This research paper is a descriptive study, which aims to identify the training needs of entrepreneurship educators and practices in entrepreneurship education in the Philippines.
Focus Group Discussion (FGD) and one-on-one interviews are conducted using structured and unstructured interview guides, which revealed the respondents’ answers, thought patterns, expressions and insights on an array of questions pertaining to entrepreneurship education in the Philippines. The result shows that students assign the highest importance to the personal qualities of entrepreneurship educators (e.
g. human and motivating, etc.) and teaching methodology and delivery (e. g. innovative and interactive) among other qualities (e. g. educational attainment).
Entrepreneurship educators ascribe most importance on personalized, experience and project-based learning. However, they assert that this teaching practice should be complemented by a manageable class size, program support facilities and teaching skills enhancement (e. g. , mentoring, etc.) among others. The school administrators play an important role in setting the direction and progression of the entrepreneurship program in their respective institutions against the background of numerous challenges in managing resources to support its needs.
This study highlights that entrepreneurship education in tertiary level is best achieved through a well-designed curriculum, effective teaching model grounded on personalized and experience-based learning, and strong institutional support. Keywords: teaching and learning needs, entrepreneurship education, and tertiary level.
Entrepreneurship education is a recent trend in new course development as against the traditional courses that have gained formal recognition in higher-level institutions. Entrepreneurship courses are now finding their way into formal education as subjects or full degree courses in the tertiary level.
Unlike traditional business courses, which have developed and evolved over many decades in universities all over the world in conjunction with active practicing business operations, formal entrepreneurship teaching in the tertiary level is a relatively young course. Professional development of entrepreneurship educators, however, is not as institutionalized as the development of teachers for traditional business courses. MBAs and PhDs in general business and in management fill the faculty rooms of colleges and universities, but educators who hold masters and doctorate degrees in entrepreneurship are rare.
Even teaching information and resources are not well known or are not available in many schools, making it difficult for budding entrepreneurs to find the sources they need.

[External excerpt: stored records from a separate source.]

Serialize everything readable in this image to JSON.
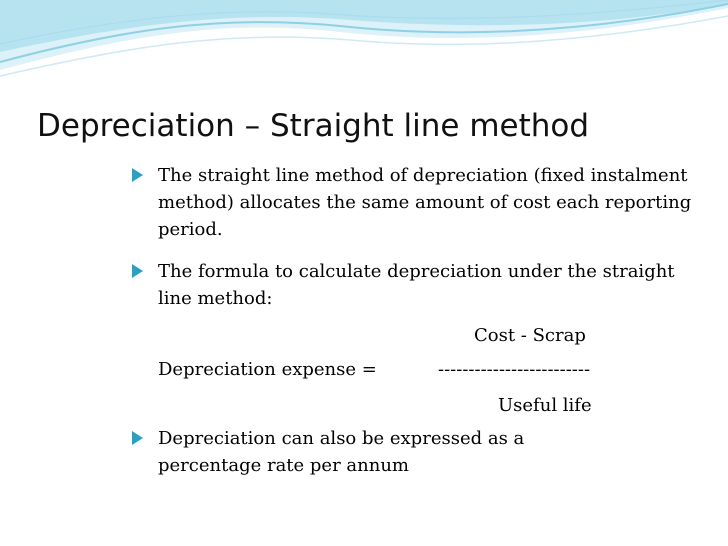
{
  "slide": {
    "title": "Depreciation – Straight line method",
    "bullets": [
      "The straight line method of depreciation (fixed instalment method) allocates the same amount of cost each reporting period.",
      "The formula to calculate depreciation under the straight line method:",
      "Depreciation can also be expressed as a percentage rate per annum"
    ],
    "formula": {
      "numerator": "Cost  - Scrap",
      "label": "Depreciation expense  =",
      "divider": "-------------------------",
      "denominator": "Useful life"
    }
  },
  "colors": {
    "bullet": "#2f9fc0",
    "wave_light": "#dcf1f8",
    "wave_mid": "#b7e3f1",
    "wave_accent": "#8fd0e6"
  }
}
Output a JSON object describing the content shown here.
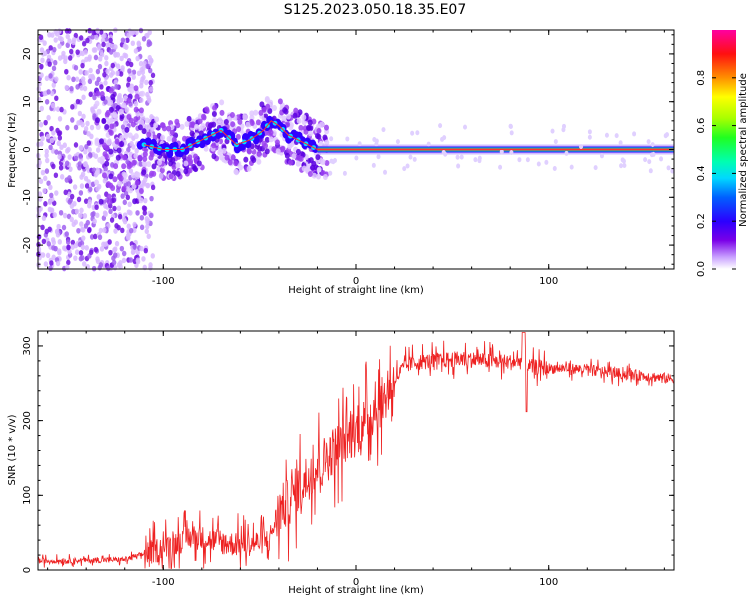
{
  "title": "S125.2023.050.18.35.E07",
  "colors": {
    "snr_line": "#ee2222",
    "axis": "#000000"
  },
  "chart_data": [
    {
      "type": "heatmap",
      "xlabel": "Height of straight line (km)",
      "ylabel": "Frequency (Hz)",
      "xlim": [
        -165,
        165
      ],
      "ylim": [
        -25,
        25
      ],
      "x_ticks": [
        -100,
        0,
        100
      ],
      "y_ticks": [
        -20,
        -10,
        0,
        10,
        20
      ],
      "colorbar": {
        "label": "Normalized spectral amplitude",
        "range": [
          0,
          1
        ],
        "ticks": [
          "0.0",
          "0.2",
          "0.4",
          "0.6",
          "0.8"
        ],
        "colormap": "gist_ncar_like"
      },
      "ridge": {
        "x": [
          -110,
          -100,
          -90,
          -80,
          -70,
          -62,
          -55,
          -48,
          -44,
          -40,
          -35,
          -30,
          -25,
          -20,
          -10,
          0,
          50,
          100,
          165
        ],
        "y": [
          1,
          0,
          0,
          2,
          4,
          1,
          2,
          4,
          6,
          5,
          3,
          2,
          1,
          0,
          0,
          0,
          0,
          0,
          0
        ]
      }
    },
    {
      "type": "line",
      "xlabel": "Height of straight line (km)",
      "ylabel": "SNR (10 * v/v)",
      "xlim": [
        -165,
        165
      ],
      "ylim": [
        0,
        320
      ],
      "x_ticks": [
        -100,
        0,
        100
      ],
      "y_ticks": [
        0,
        100,
        200,
        300
      ],
      "series": [
        {
          "x": [
            -165,
            -140,
            -120,
            -105,
            -95,
            -85,
            -75,
            -65,
            -55,
            -45,
            -40,
            -35,
            -30,
            -25,
            -20,
            -15,
            -10,
            -5,
            0,
            5,
            10,
            15,
            20,
            25,
            30,
            40,
            50,
            60,
            70,
            80,
            88,
            90,
            100,
            110,
            120,
            130,
            140,
            150,
            160,
            165
          ],
          "y": [
            12,
            13,
            14,
            25,
            35,
            45,
            40,
            35,
            35,
            40,
            80,
            90,
            110,
            125,
            140,
            150,
            165,
            175,
            185,
            200,
            215,
            230,
            255,
            272,
            278,
            280,
            282,
            282,
            280,
            278,
            280,
            272,
            270,
            270,
            268,
            265,
            262,
            260,
            257,
            255
          ]
        }
      ]
    }
  ]
}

Entrepreneurship education is, by nature, highly experiential and interactive. Course requirements are mostly output and result oriented, prototype development, hands-on training and other practical applications that require mentoring and close monitoring of students’ progress at each developmental stage.
Teaching college teens to become entrepreneurs takes a different set of skills, insights or sensitivity and teaching approaches to connect, motivate and engage them to. The uniqueness of the student needs and the course requirements entails specific teaching skills to match both. One of the perceived tools to address and match these needs is to first conduct an assessment of the qualities, competencies, methods and techniques and other factors that are important to students, educators, and school administrators.
There are new challenges of the learning dynamics of emerging youth in the 21st century. Among them are the uses and matching of modern communication technologies with appropriate teaching methodologies, which the new generation is well adapted to but a good number of educators are not. These are only a few examples of the specialized skills and knowledge that are needed to upgrade entrepreneurship training in the tertiary level. Likewise, course management and its administration are also faced more than ever, with challenges and limitations that behoove everyone to deal creatively with.
The study is grounded on the premise that if the educational system is to breed entrepreneurs as the future economic movers, it is but appropriate that the learning source, or the educators should be well equipped and sensitive to their needs and learning dynamics who are “nolonger-children but not-yet adults.” In the Philippines, the Commission on Higher Education (CHED) has pushed the formal integration of entrepreneurship education pursuant to Republic Act No. 7722 as embodied in Memorandum Order No. 17 (CMO # 17) Series of 2005 – Curriculum Requirement for Bachelor of Science in Entrepreneurship (BS Entrepreneurship).
This document contains the new academic and developmental thrusts of the Entrepreneurship Programs and Courses in the Tertiary Level. It is also important to note that based on the CHED directory in the National Capital Region, there has been an increase in colleges and universities offering business and entrepreneurship courses. Some have indicated the integration of entrepreneurship in their schools, as a full course leading to a degree, a track, or as a major subject. There are already concerted efforts in the government and the private sector to advance entrepreneurship education as a long-term solution to economic advancement.
It follows then that the future offering of the course on entrepreneurship will increase, and programs will take on a newer form as it evolves and develops over time. One of the concrete efforts to meet these new challenges is the formation of Entrepreneurship Educators of the Philippines (ENEDA). The main thrust of the organization is to assist all its members in accessing or actually developing for their immediate use all the relevant knowledge and skills needed in teaching college students.